C'est bien connu, Patrice Evra n'a pas sa langue dans sa poche. Sur les réseaux sociaux, l'ancien joueur de la Juve ou de Manchester United n'hésite pas à exhiber sa vie privée ou parler de sujet qui le dérange. Dernier en date: les propos polémiques de Noël le Graët, président de la Fédération Française de Football (FFF).

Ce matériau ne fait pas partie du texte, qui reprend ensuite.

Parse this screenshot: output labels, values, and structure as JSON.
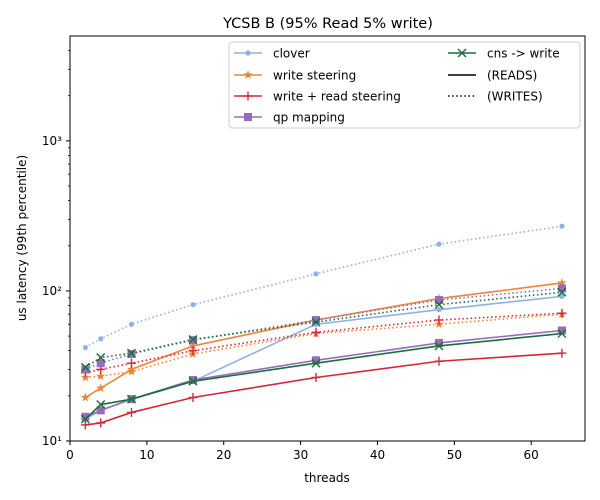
{
  "chart_data": {
    "type": "line",
    "title": "YCSB B (95% Read 5% write)",
    "xlabel": "threads",
    "ylabel": "us latency (99th percentile)",
    "yscale": "log",
    "xlim": [
      -0.0,
      67
    ],
    "ylim": [
      10,
      5000
    ],
    "x_ticks": [
      0,
      10,
      20,
      30,
      40,
      50,
      60
    ],
    "y_ticks": [
      {
        "value": 10,
        "label": "10¹"
      },
      {
        "value": 100,
        "label": "10²"
      },
      {
        "value": 1000,
        "label": "10³"
      }
    ],
    "legend": {
      "placement": "top-right",
      "ncol": 2,
      "entries": [
        "clover",
        "write steering",
        "write + read steering",
        "qp mapping",
        "cns -> write",
        "(READS)",
        "(WRITES)"
      ]
    },
    "x": [
      2,
      4,
      8,
      16,
      32,
      48,
      64
    ],
    "series": [
      {
        "name": "clover",
        "color": "#8fb0e8",
        "marker": "dot",
        "reads": [
          14,
          16,
          19,
          25,
          60,
          75,
          92
        ],
        "writes": [
          42,
          48,
          60,
          81,
          130,
          205,
          270
        ]
      },
      {
        "name": "write steering",
        "color": "#ef8538",
        "marker": "star",
        "reads": [
          19.5,
          22.5,
          30,
          43,
          64,
          89,
          113
        ],
        "writes": [
          26.5,
          27,
          29,
          38,
          52,
          60,
          70
        ]
      },
      {
        "name": "write + read steering",
        "color": "#d62738",
        "marker": "plus",
        "reads": [
          12.8,
          13.2,
          15.5,
          19.5,
          26.5,
          34,
          38.5
        ],
        "writes": [
          28.5,
          30,
          33,
          40,
          53,
          64,
          71
        ]
      },
      {
        "name": "qp mapping",
        "color": "#9b6bbb",
        "marker": "square",
        "reads": [
          14.5,
          16,
          19,
          25.5,
          34.5,
          45,
          54.5
        ],
        "writes": [
          30,
          33,
          38,
          47,
          64,
          87,
          104
        ]
      },
      {
        "name": "cns -> write",
        "color": "#16713a",
        "marker": "x",
        "reads": [
          14,
          17.5,
          19,
          25,
          33,
          43,
          52
        ],
        "writes": [
          31,
          36,
          38.5,
          47.5,
          62,
          81,
          98
        ]
      }
    ]
  }
}
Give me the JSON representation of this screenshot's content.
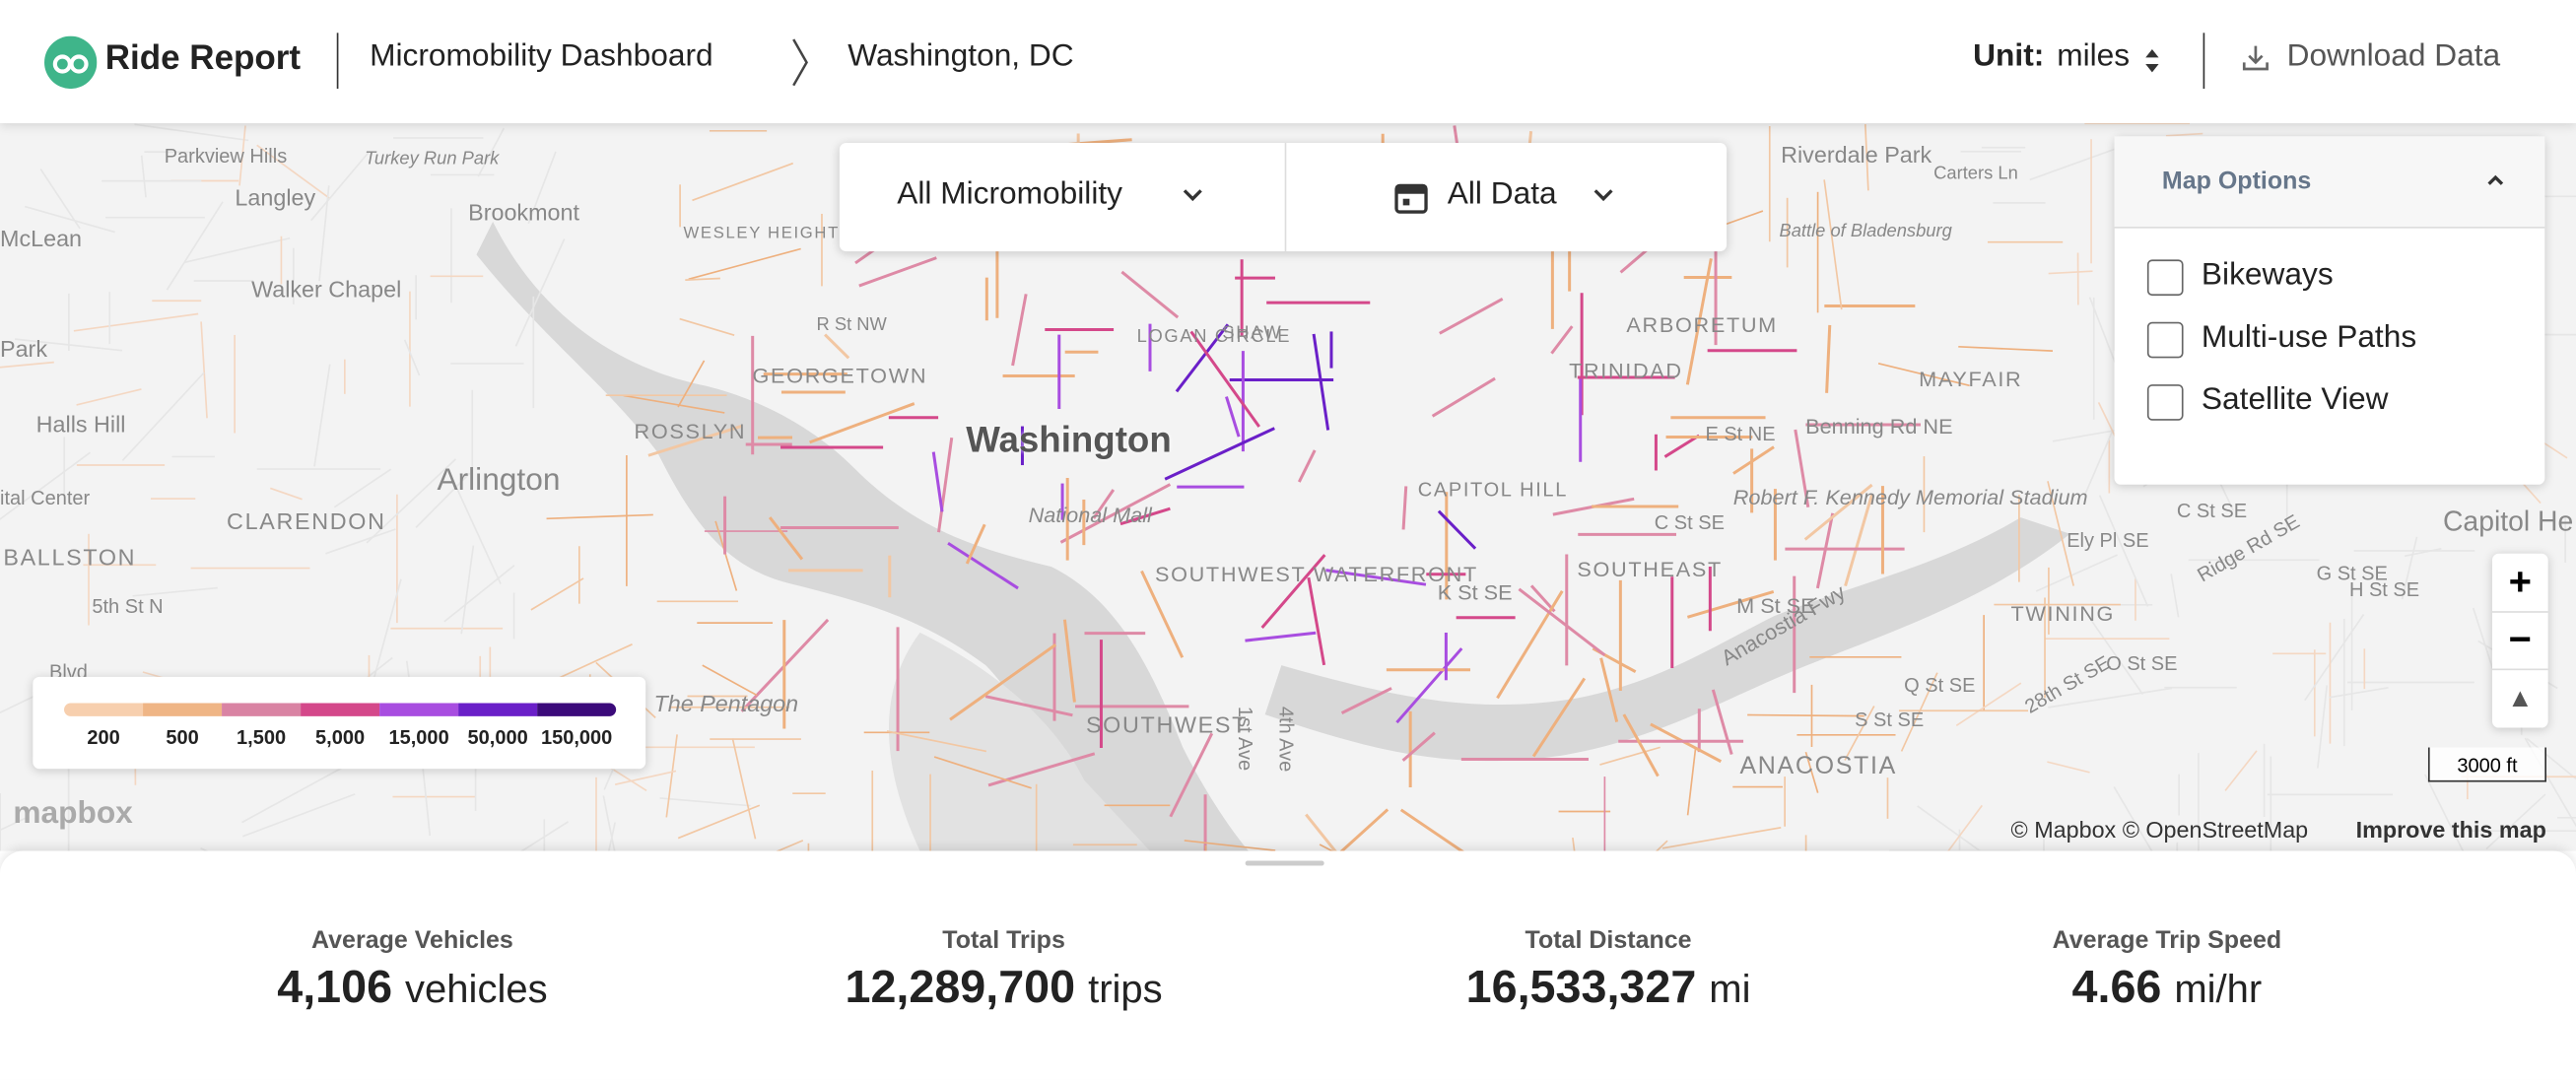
{
  "header": {
    "brand": "Ride Report",
    "crumbs": [
      "Micromobility Dashboard",
      "Washington, DC"
    ],
    "unit_label": "Unit:",
    "unit_value": "miles",
    "download": "Download Data"
  },
  "filters": [
    "All Micromobility",
    "All Data"
  ],
  "map_options": {
    "title": "Map Options",
    "options": [
      "Bikeways",
      "Multi-use Paths",
      "Satellite View"
    ]
  },
  "legend": {
    "colors": [
      "#f7cfae",
      "#efb585",
      "#d983a3",
      "#d4488a",
      "#a84de0",
      "#6a1fc8",
      "#3b0a7a"
    ],
    "labels": [
      "200",
      "500",
      "1,500",
      "5,000",
      "15,000",
      "50,000",
      "150,000"
    ]
  },
  "map_labels": [
    "Parkview Hills",
    "Turkey Run Park",
    "Langley",
    "McLean",
    "Brookmont",
    "Walker Chapel",
    "Park",
    "Halls Hill",
    "Arlington",
    "CLARENDON",
    "BALLSTON",
    "5th St N",
    "Blvd",
    "ital Center",
    "The Pentagon",
    "WESLEY HEIGHTS",
    "GEORGETOWN",
    "ROSSLYN",
    "R St NW",
    "LOGAN CIRCLE",
    "SHAW",
    "Washington",
    "National Mall",
    "SOUTHWEST WATERFRONT",
    "SOUTHWEST",
    "1st Ave",
    "4th Ave",
    "CAPITOL HILL",
    "SOUTHEAST",
    "K St SE",
    "C St SE",
    "E St NE",
    "TRINIDAD",
    "ARBORETUM",
    "Riverdale Park",
    "Carters Ln",
    "Battle of Bladensburg",
    "MAYFAIR",
    "Benning Rd NE",
    "Robert F. Kennedy Memorial Stadium",
    "M St SE",
    "Anacostia Fwy",
    "ANACOSTIA",
    "Q St SE",
    "S St SE",
    "28th St SE",
    "O St SE",
    "TWINING",
    "Ely Pl SE",
    "G St SE",
    "H St SE",
    "Ridge Rd SE",
    "Capitol He",
    "C St SE"
  ],
  "map_controls": {
    "scale": "3000 ft",
    "attribution": "© Mapbox © OpenStreetMap",
    "improve": "Improve this map",
    "logo": "mapbox"
  },
  "stats": [
    {
      "label": "Average Vehicles",
      "value": "4,106",
      "unit": "vehicles"
    },
    {
      "label": "Total Trips",
      "value": "12,289,700",
      "unit": "trips"
    },
    {
      "label": "Total Distance",
      "value": "16,533,327",
      "unit": "mi"
    },
    {
      "label": "Average Trip Speed",
      "value": "4.66",
      "unit": "mi/hr"
    }
  ]
}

Sur BFM Business, le dirigeant était invité à parler de l'altercation entre Alvaro et Neymar qui a fait couler beaucoup d'encre en France. "Le comportement des joueurs n'a pas été exemplaire. Ça s'est mal passé, on le déplore. C'est dommage. Ils n'ont pas su garder leur calme, ni donner le spectacle qu'on attendait" a-t-il commencé. Jusque là, rien d'anormal. Ensuite, le président a embrayé: "Je ne sais pas ce qu'il a dit, je n'ai pas écouté. Sur un match, il peut y avoir des écarts. Mais on est à moins d'un pour cent de difficulté aujourd'hui. Quand un Black marque un but, tout le stade est debout. Le phénomène raciste dans le sport, et dans le football en particulier, n'existe pas ou peu." Il y a quelques semaines, il estimait également qu'il ne fallait pas arrêter les matchs après des cris racistes dans les stades.

Ces déclarations ont fait bondir Patrice Evra. Dans une vidéo sur Instagram, l'ancien latéral gauche n'a pas été de main morte. "Il faut faire virer Le Graët, parce qu'il a vraiment déconné. C'est grave. (...) Je n'ai pas de mots", débute-t-il en parodiant l'air de "Petit Papa Noël" après avoir fait réécouter l'interview du dirigeant. Il continue en exprimant son souhait de ne pas voir le président réélu lors des élections de la FFF prévues en mars. "Il faut partir. (...) Tu ne vas pas avoir le courage de te représenter? On ne peut pas laisser passer ça."

Ensuite, l'ex-international de 39 ans est revenu sur des révélations choquantes lors de son aventure avec l'équipe de France. "Au Château (de Clairefontaine), tu sais très bien ce qui passe. Combien de lettres on reçoit ? 'Didier (Deschamps), reprends tes singes et barre-toi en Afrique. Barre-toi avec tes singes et tes gorilles.' Combien de lettres comme ça ? On les cache, mais moi j'en ai vu certaines. On reçoit même des cartons remplis de caca !"

Ce n'est pas la seule anecdote dévoilée par 'Tonton Pat'. Il a également abordé les visites des hommes politiques lors des rassemblements.. "On sait que l'équipe de France n'appartient à aucun joueur, mais au peuple français. Mais on a quand même des places attribuées. Quand on mange, on a l'habitude de se mettre à côté de ce gars, parce qu'on a de bonnes relations etc... Mais à chaque fois que le Président venait, ou des hommes politiques, tout changeait. J'étais assis là et, d'un seul coup, j'étais au bout de la table. Là où il y avait normalement Mamadou Sakho et Bacary Sagna, beaucoup de sombritude (sic), il fallait changer. On mettait un Hugo Lloris et un Laurent Koscielny et le Président au milieu."

Il a ensuite poursuivi sans donner davantage de précisions sur la période concernée. "C'était les règles du jeu. On est en France, pas chez nous. Quand il y avait une photo du Président, c'était mieux de voir un Hugo Lloris et un Laurent Koscielny à côté de lui, qu'un Mamadou Sakho ou un Bacary Sagna. C'est dommage".

A ce jour, Noël le Graët n'a toujours pas répondu à Patrice Evra.